Other than by increasing breathing capacity and speeding up blood flow, the body has no immediate way to reverse an oxygen deficit and certainly no way that will enable it to survive if the drop is rapid or overwhelming, such as in an airplane that suddenly loses cabin pressure or after a helicopter ride from sea level to base camp. However, the body does have a highly effective long-term plan for dealing with gradually decreasing air pressure (up to a certain altitude limit), such as we experienced on our ten-day trek to Everest base camp (the base camp, coincidentally, lies at that limit). The components of the plan are what we call acclimatization.

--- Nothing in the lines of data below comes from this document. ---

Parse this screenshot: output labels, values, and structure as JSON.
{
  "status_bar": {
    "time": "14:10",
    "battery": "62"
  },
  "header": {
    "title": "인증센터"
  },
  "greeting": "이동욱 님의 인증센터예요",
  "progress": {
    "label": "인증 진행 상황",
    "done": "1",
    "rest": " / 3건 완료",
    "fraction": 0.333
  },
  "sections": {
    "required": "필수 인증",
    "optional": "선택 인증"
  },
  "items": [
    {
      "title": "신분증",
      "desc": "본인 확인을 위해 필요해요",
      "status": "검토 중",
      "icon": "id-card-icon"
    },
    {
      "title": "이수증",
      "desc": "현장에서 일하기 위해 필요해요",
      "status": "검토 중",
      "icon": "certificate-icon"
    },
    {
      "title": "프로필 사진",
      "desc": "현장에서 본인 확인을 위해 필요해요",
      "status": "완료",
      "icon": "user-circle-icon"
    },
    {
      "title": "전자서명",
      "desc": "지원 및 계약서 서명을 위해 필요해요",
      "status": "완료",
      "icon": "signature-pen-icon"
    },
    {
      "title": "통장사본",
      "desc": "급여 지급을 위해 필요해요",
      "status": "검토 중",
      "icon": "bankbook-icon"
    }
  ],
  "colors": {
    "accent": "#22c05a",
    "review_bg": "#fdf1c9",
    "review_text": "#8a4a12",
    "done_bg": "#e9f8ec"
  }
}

The process begins a few hours after the hypothalamus realizes that the oxygen deficit is not being fully corrected by the heart and lungs and sends out signals for help to other organs. One of the first signals goes to, of all places, the kidneys. The kidneys act as the body’s sewer system, filtering blood and controlling the discharge of waste products. One waste product over which it does not have control is carbon dioxide, the by-product of respiration, which is eliminated through the lungs. Deeper breathing washes greater amounts of carbon dioxide out of the blood, leaving more room to take in additional oxygen. But carbon dioxide is an acid, and if too much is lost, the blood becomes alkaline, disrupting its chemical reactions. The kidneys can’t stop the release of carbon dioxide, but they can rebalance the blood chemistry by releasing more bicarbonate, an alkaline substance over which they have control. Urination increases until the necessary proportions are restored. The lungs can continue to work hard. Unfortunately, the additional water loss (not to mention the water vapor lost by the lungs) contributes to dehydration.